More capacity is needed on the road and rail networks that serve the nation’s ports if they are to cope with the “considerable challenge” caused by a predicted growth in demand, according to a Government report.
Officials hope the study of ‘port connectivity’, launched at the British Port Association annual members lunch today, will help influence funding, policy and planning decisions by highlighting the importance of England’s harbours and their global trade links.
These changes...present profound opportunity but also a considerable challenge to ensuring the national transport network which serves our ports is capable of dealing with new demands and facilitating the economic growth they will bring.Government study into port connectivity
It highlighted the fact that around 95 per cent of all goods entering and leaving the UK are moved by sea, and that the UK port sector contributes £1.7bn to the UK economy.
Among the biggest contributors are the Humber ports, at Goole, Hull, Grimsby and Immingham, which provide £620m in gross value added and 8,400 jobs, a tenth of the national total.
The report said port and freight markets are changing, with new commodities replacing core bulk freight markets like coal which do not necessarily travel on the same road or rail routes or to the same destinations.
It said government forecasts predicted container traffic would grow by 178 per cent between 2004 and 2030, with total port tonnage for the UK also forecast to grow substantially.
The report said: “These changes...present profound opportunity but also a considerable challenge to ensuring the national transport network which serves our ports is capable of dealing with new demands and facilitating the economic growth they will bring.
“Ports are investing many billions in their own infrastructure to ensure larger ships and volumes can be accommodated to maintain the UK, as a key destination for maritime services despite strong global competition.
“It is therefore vital there is appropriate capacity on our road and rail networks, to and from our international gateway ports, to meet this demand.”
James Cooper, chairman of the UK Major Ports Group, said: “The port connectivity study is very welcome.

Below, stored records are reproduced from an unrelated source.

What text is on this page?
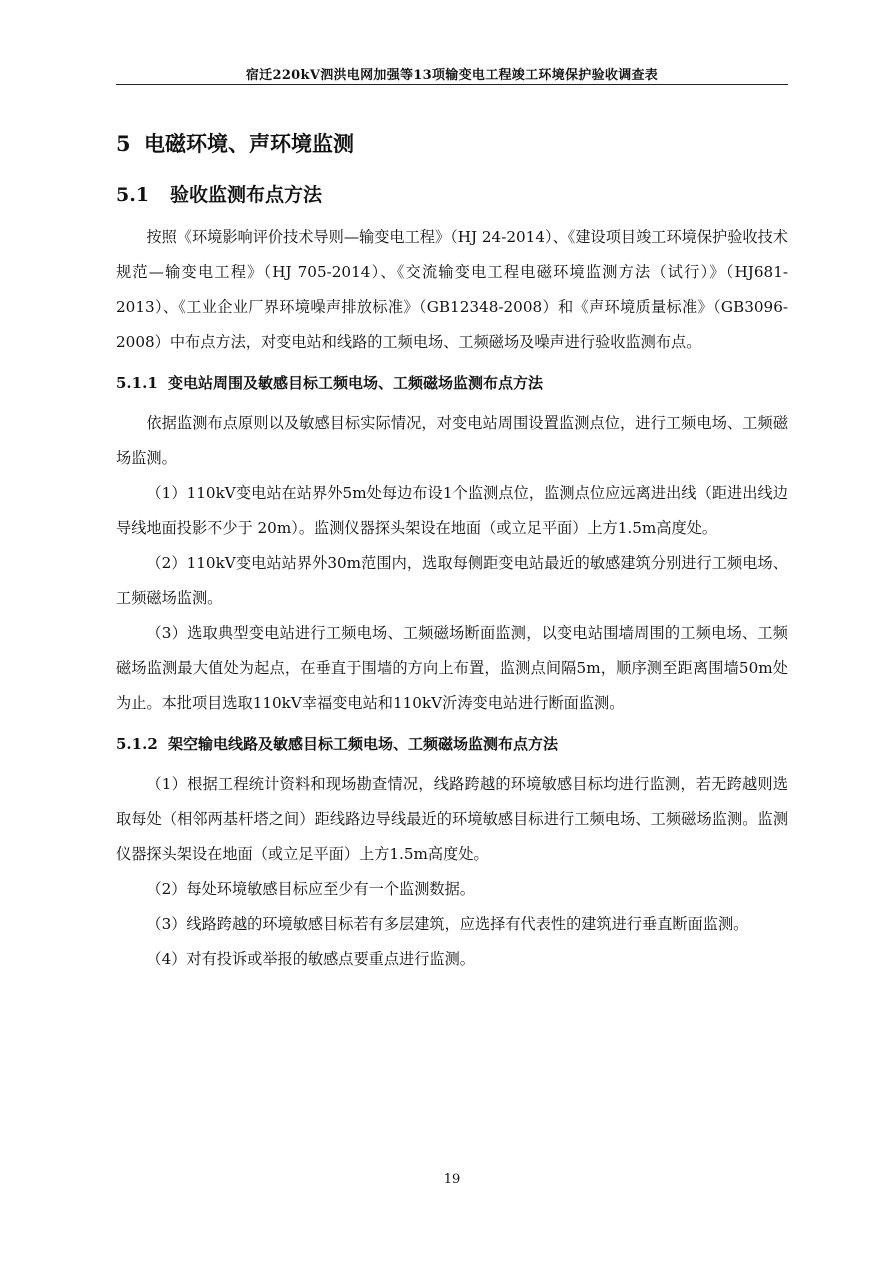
宿迁220kV泗洪电网加强等13项输变电工程竣工环境保护验收调查表
5 电磁环境、声环境监测
5.1 验收监测布点方法

按照《环境影响评价技术导则—输变电工程》（HJ 24-2014）、《建设项目竣工环境保护验收技术规范—输变电工程》（HJ 705-2014）、《交流输变电工程电磁环境监测方法（试行）》（HJ681-2013）、《工业企业厂界环境噪声排放标准》（GB12348-2008）和《声环境质量标准》（GB3096-2008）中布点方法，对变电站和线路的工频电场、工频磁场及噪声进行验收监测布点。

5.1.1 变电站周围及敏感目标工频电场、工频磁场监测布点方法

依据监测布点原则以及敏感目标实际情况，对变电站周围设置监测点位，进行工频电场、工频磁场监测。

（1）110kV变电站在站界外5m处每边布设1个监测点位，监测点位应远离进出线（距进出线边导线地面投影不少于 20m）。监测仪器探头架设在地面（或立足平面）上方1.5m高度处。

（2）110kV变电站站界外30m范围内，选取每侧距变电站最近的敏感建筑分别进行工频电场、工频磁场监测。

（3）选取典型变电站进行工频电场、工频磁场断面监测，以变电站围墙周围的工频电场、工频磁场监测最大值处为起点，在垂直于围墙的方向上布置，监测点间隔5m，顺序测至距离围墙50m处为止。本批项目选取110kV幸福变电站和110kV沂涛变电站进行断面监测。

5.1.2 架空输电线路及敏感目标工频电场、工频磁场监测布点方法

（1）根据工程统计资料和现场勘查情况，线路跨越的环境敏感目标均进行监测，若无跨越则选取每处（相邻两基杆塔之间）距线路边导线最近的环境敏感目标进行工频电场、工频磁场监测。监测仪器探头架设在地面（或立足平面）上方1.5m高度处。

（2）每处环境敏感目标应至少有一个监测数据。

（3）线路跨越的环境敏感目标若有多层建筑，应选择有代表性的建筑进行垂直断面监测。

（4）对有投诉或举报的敏感点要重点进行监测。

19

UK Major Ports Group members invest more than half a billion pounds a year in UK ports and infrastructure but for the UK to maximise the value of this investment for the nation these ports need to be well connected to the rest of the economy.
“As the UK nears Brexit, it’s vital that there is a focus on ensuring that we have the right infrastructure to enable trade. The study’s recognition of the need to take a joined up, multi modal approach to key trade enabling freight corridors anchored on major ports is particularly welcome.”